Director’s Blog 3/10/19

Director’s Blog March 10, 2019
By Ian Billick, PhD

Thanks to a recommendation by Dan Blumstein I recently read “The Book of Why” by Judeah Pearl. It helped me understand both the growing diversity of research occurring at RMBL and helped me think about the general value of place-based research. It also explained why some of the statistics I was taught, and in turn taught, was not helpful. Too much of a focus on the “how” of statistics rather than the “why”. The “why” matters in deep ways.

Pearl made his career in artificial intelligence and the insights are the result of having to understand why computer scientists were/are getting stuck on teaching computers to think. They established (mathematically as well as conceptually) a ladder of causation going from seeing (simple correlation structure which is where most machine learning is today), doing (causal diagrams of which randomized control experiments are a subset), and imagining (think mechanistic models that allow you to probe worlds which may never be).
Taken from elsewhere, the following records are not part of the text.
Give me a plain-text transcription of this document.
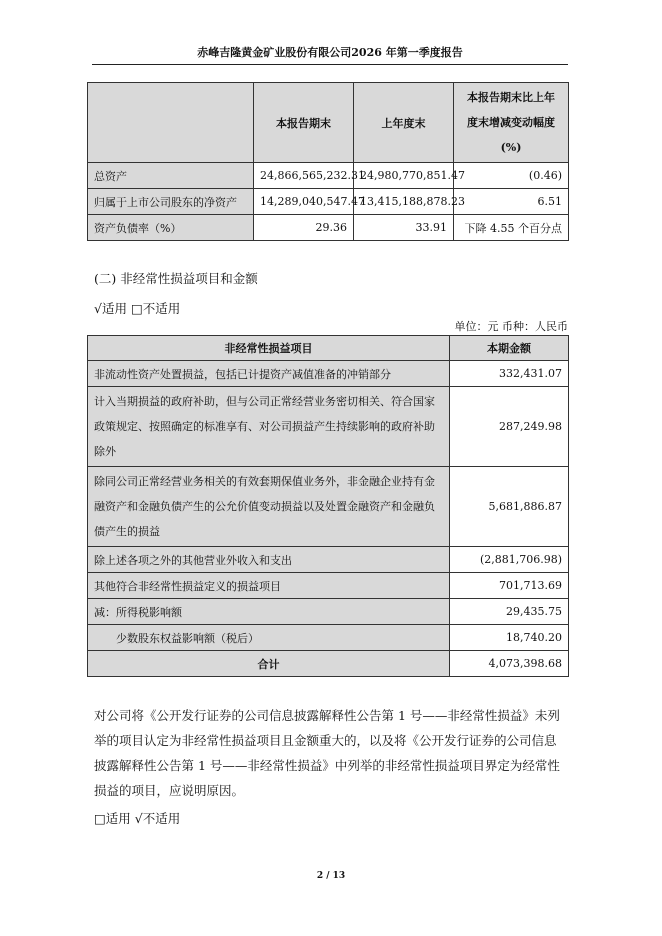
赤峰吉隆黄金矿业股份有限公司2026 年第一季度报告
	本报告期末	上年度末	本报告期末比上年
度末增减变动幅度
(%)

总资产	24,866,565,232.31	24,980,770,851.47	(0.46)
归属于上市公司股东的净资产	14,289,040,547.47	13,415,188,878.23	6.51
资产负债率（%）	29.36	33.91	下降 4.55 个百分点
(二) 非经常性损益项目和金额
√适用 □不适用
单位：元 币种：人民币
非经常性损益项目	本期金额
非流动性资产处置损益，包括已计提资产减值准备的冲销部分	332,431.07
计入当期损益的政府补助，但与公司正常经营业务密切相关、符合国家政策规定、按照确定的标准享有、对公司损益产生持续影响的政府补助除外	287,249.98
除同公司正常经营业务相关的有效套期保值业务外，非金融企业持有金融资产和金融负债产生的公允价值变动损益以及处置金融资产和金融负债产生的损益	5,681,886.87
除上述各项之外的其他营业外收入和支出	(2,881,706.98)
其他符合非经常性损益定义的损益项目	701,713.69
减：所得税影响额	29,435.75
少数股东权益影响额（税后）	18,740.20
合计	4,073,398.68
对公司将《公开发行证券的公司信息披露解释性公告第 1 号——非经常性损益》未列举的项目认定为非经常性损益项目且金额重大的，以及将《公开发行证券的公司信息披露解释性公告第 1 号——非经常性损益》中列举的非经常性损益项目界定为经常性损益的项目，应说明原因。
□适用 √不适用
2 / 13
The book was helpful in understanding some of the methodological tensions we have seen on RMBL’s research committee. To over generalize, classic field ecology (though not so much field evolutionary biology) as funded through NSF and conducted at RMBL has been very focused on using field experiments for hypothesis testing. With an increasing diversity of types of field science (notice I am not using the term ecology, evolutionary biology, or even field biology) being conducted at RMBL, we are seeing more model-based science, including strictly observational studies as well as the use of experiments to understand systems rather than test hypotheses. Coming from a physics background, I appreciate a diversity of approaches. Now I understand better how they formally relate to each other.
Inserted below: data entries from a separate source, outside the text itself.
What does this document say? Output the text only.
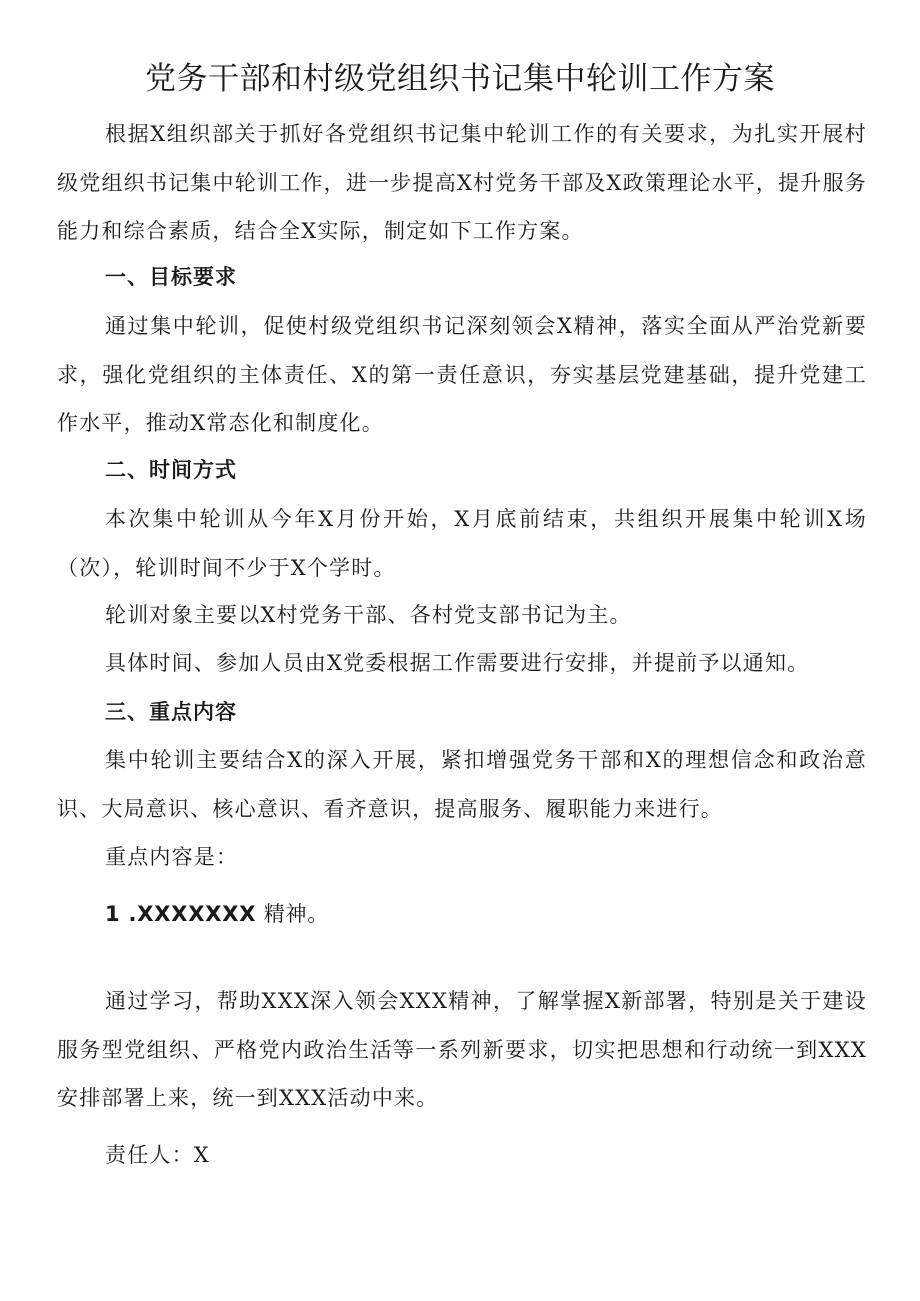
党务干部和村级党组织书记集中轮训工作方案
根据X组织部关于抓好各党组织书记集中轮训工作的有关要求，为扎实开展村级党组织书记集中轮训工作，进一步提高X村党务干部及X政策理论水平，提升服务能力和综合素质，结合全X实际，制定如下工作方案。
一、目标要求
通过集中轮训，促使村级党组织书记深刻领会X精神，落实全面从严治党新要求，强化党组织的主体责任、X的第一责任意识，夯实基层党建基础，提升党建工作水平，推动X常态化和制度化。
二、时间方式
本次集中轮训从今年X月份开始，X月底前结束，共组织开展集中轮训X场（次），轮训时间不少于X个学时。
轮训对象主要以X村党务干部、各村党支部书记为主。
具体时间、参加人员由X党委根据工作需要进行安排，并提前予以通知。
三、重点内容
集中轮训主要结合X的深入开展，紧扣增强党务干部和X的理想信念和政治意识、大局意识、核心意识、看齐意识，提高服务、履职能力来进行。
重点内容是：
1 .XXXXXXX 精神。
通过学习，帮助XXX深入领会XXX精神，了解掌握X新部署，特别是关于建设服务型党组织、严格党内政治生活等一系列新要求，切实把思想和行动统一到XXX安排部署上来，统一到XXX活动中来。
责任人：X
The book also deepens my understanding of the ideas Mary Price and I developed in the Ecology of Place as well as some work I did early in my career in modeling indirect effects in community ecology. I hadn’t realized those problems were connected. Wow!

Two insights to whet your appetite in case you are interested in this kind of thing (and there are RMBL scientists already well down these pathways, literally):
1. With the help of causal diagrams you can infer causation from correlation. Sewall Wright and his path diagrams started us down this road, but Fisherian statistics stalled us out. For long-time RMBL’ers, there are some nice references to Ted Porter and his work on Karl Pearson (Pearson correlation coefficient), a historian of science who spent time in Gothic.
2. Not only can you get causation without randomized controlled experiments, but inferring causation from randomized controlled experiments can be problematic, for example with experiments involving multiple
manipulated variables or when chains of causation are involved (e.g., smoking causes cancer because it causes tar build in in the lungs and potentially other mechanisms).

Several caveats if you decide to read the book. It’s written for a general audience, but not really. It’s dense and not easy to follow. I had to reread passages and fill
in logic on my own. I’d highly recommend this book for early career scientists, but for many scientists, especially more senior scientists that have established how they are successful, the book won’t matter-much in the way that Newtonian physics is simpler than Einstein’s work and is often good enough. It may not be worth the effort.

Finally, the book includes ideas that seem very obvious. But the value in the work is the overall framework, how multiple concepts, obvious and not obvious, are merged to create a general inferential framework that leads somewhere new. If you read it, let me know what you think. Especially if you think I’m out in left field!!!